She made an effort to lift herself from his arm; then quite suddenly she burst into tears.
The little sound of sobbing broke the spell that seemed, 176 to have held June; she went down on her knees beside her, both arms round the slender, shaking figure.
Micky had risen to his feet. June glanced up at him.
“Go and find the taxi and leave her to me,” she said sharply. The look of suffering in his face hurt her. Micky went out into the cold night bareheaded. He hardly knew what he was doing. He stood for some minutes on the path forgetting why he had come out at all, before some one, jostling against him, brought him back to a sense of time and place.

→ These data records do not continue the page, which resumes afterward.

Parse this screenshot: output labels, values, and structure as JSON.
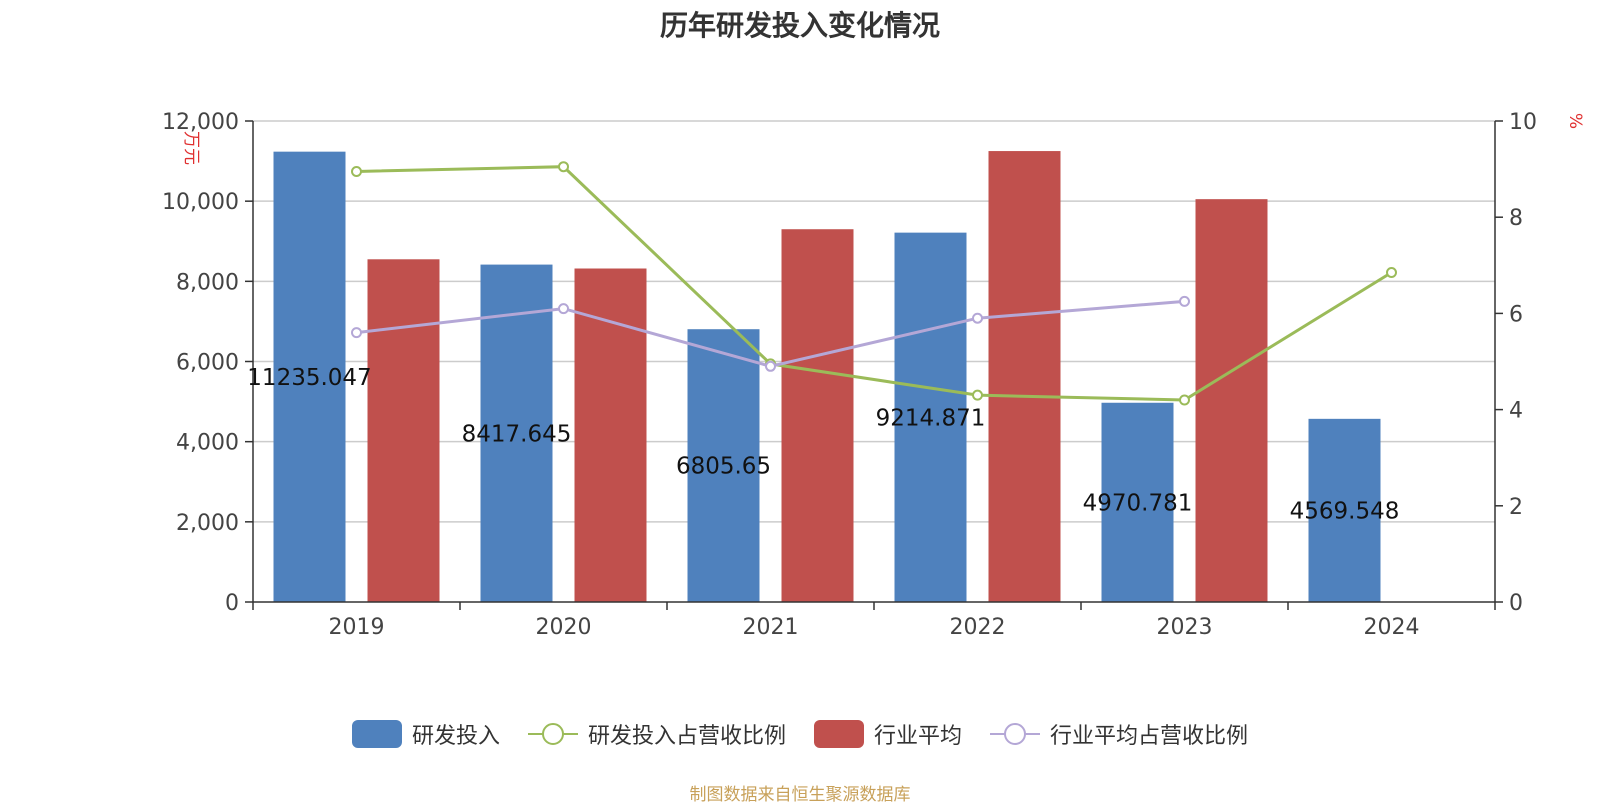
{
  "chart_data": {
    "type": "bar",
    "title": "历年研发投入变化情况",
    "categories": [
      "2019",
      "2020",
      "2021",
      "2022",
      "2023",
      "2024"
    ],
    "y_left": {
      "label": "万元",
      "range": [
        0,
        12000
      ],
      "ticks": [
        "0",
        "2,000",
        "4,000",
        "6,000",
        "8,000",
        "10,000",
        "12,000"
      ],
      "tick_values": [
        0,
        2000,
        4000,
        6000,
        8000,
        10000,
        12000
      ]
    },
    "y_right": {
      "label": "%",
      "range": [
        0,
        10
      ],
      "ticks": [
        "0",
        "2",
        "4",
        "6",
        "8",
        "10"
      ],
      "tick_values": [
        0,
        2,
        4,
        6,
        8,
        10
      ]
    },
    "series": [
      {
        "name": "研发投入",
        "type": "bar",
        "axis": "left",
        "color": "#4f81bd",
        "values": [
          11235.047,
          8417.645,
          6805.65,
          9214.871,
          4970.781,
          4569.548
        ],
        "labels": [
          "11235.047",
          "8417.645",
          "6805.65",
          "9214.871",
          "4970.781",
          "4569.548"
        ]
      },
      {
        "name": "行业平均",
        "type": "bar",
        "axis": "left",
        "color": "#c0504d",
        "values": [
          8550,
          8320,
          9300,
          11250,
          10050,
          null
        ]
      },
      {
        "name": "研发投入占营收比例",
        "type": "line",
        "axis": "right",
        "color": "#9bbb59",
        "values": [
          8.95,
          9.05,
          4.95,
          4.3,
          4.2,
          6.85
        ]
      },
      {
        "name": "行业平均占营收比例",
        "type": "line",
        "axis": "right",
        "color": "#b4a7d6",
        "values": [
          5.6,
          6.1,
          4.9,
          5.9,
          6.25,
          null
        ]
      }
    ],
    "legend": [
      "研发投入",
      "研发投入占营收比例",
      "行业平均",
      "行业平均占营收比例"
    ],
    "grid": true,
    "legend_position": "bottom"
  },
  "source_note": "制图数据来自恒生聚源数据库"
}
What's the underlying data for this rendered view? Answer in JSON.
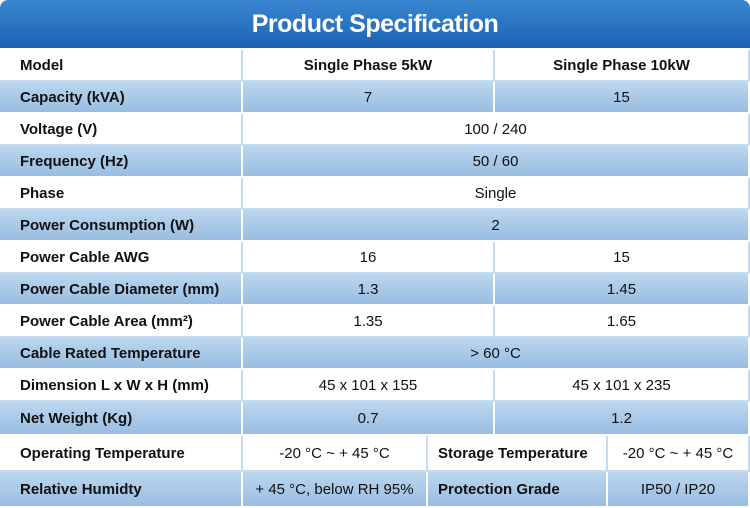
{
  "title": "Product Specification",
  "table": {
    "header": [
      "Model",
      "Single Phase 5kW",
      "Single Phase 10kW"
    ],
    "rows": [
      [
        "Capacity (kVA)",
        "7",
        "15"
      ],
      [
        "Voltage (V)",
        "100 / 240"
      ],
      [
        "Frequency (Hz)",
        "50 / 60"
      ],
      [
        "Phase",
        "Single"
      ],
      [
        "Power Consumption (W)",
        "2"
      ],
      [
        "Power Cable AWG",
        "16",
        "15"
      ],
      [
        "Power Cable Diameter (mm)",
        "1.3",
        "1.45"
      ],
      [
        "Power Cable Area (mm²)",
        "1.35",
        "1.65"
      ],
      [
        "Cable Rated Temperature",
        "> 60 °C"
      ],
      [
        "Dimension L x W x H (mm)",
        "45 x 101 x 155",
        "45 x 101 x 235"
      ],
      [
        "Net Weight (Kg)",
        "0.7",
        "1.2"
      ],
      [
        "Operating Temperature",
        "-20 °C ~ + 45 °C",
        "Storage Temperature",
        "-20 °C ~ + 45 °C"
      ],
      [
        "Relative Humidty",
        "+ 45 °C, below RH 95%",
        "Protection Grade",
        "IP50 / IP20"
      ]
    ]
  }
}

He went down the road to look for a taxi. When he came back Esther was sitting up, wrapped in her cloak. She was not crying now, but she looked like a child who wants to cry but is determined not to.
June was standing beside her.
“We’re quite ready,” she said. She kept an arm about Esther, and Micky followed them silently.
He saw them into the cab, but did not follow. June asked a sharp question: “Aren’t you coming?”
“No––at least, not if you can manage without me.” His voice sounded unnerved; he looked away from June to where Esther was huddled into a corner beside her, and suddenly, as if urged by an impulse he could not control, he leaned forward, groped for her hand in the darkness, and, bending, kissed it passionately.
A moment later he had stepped back and shut the door.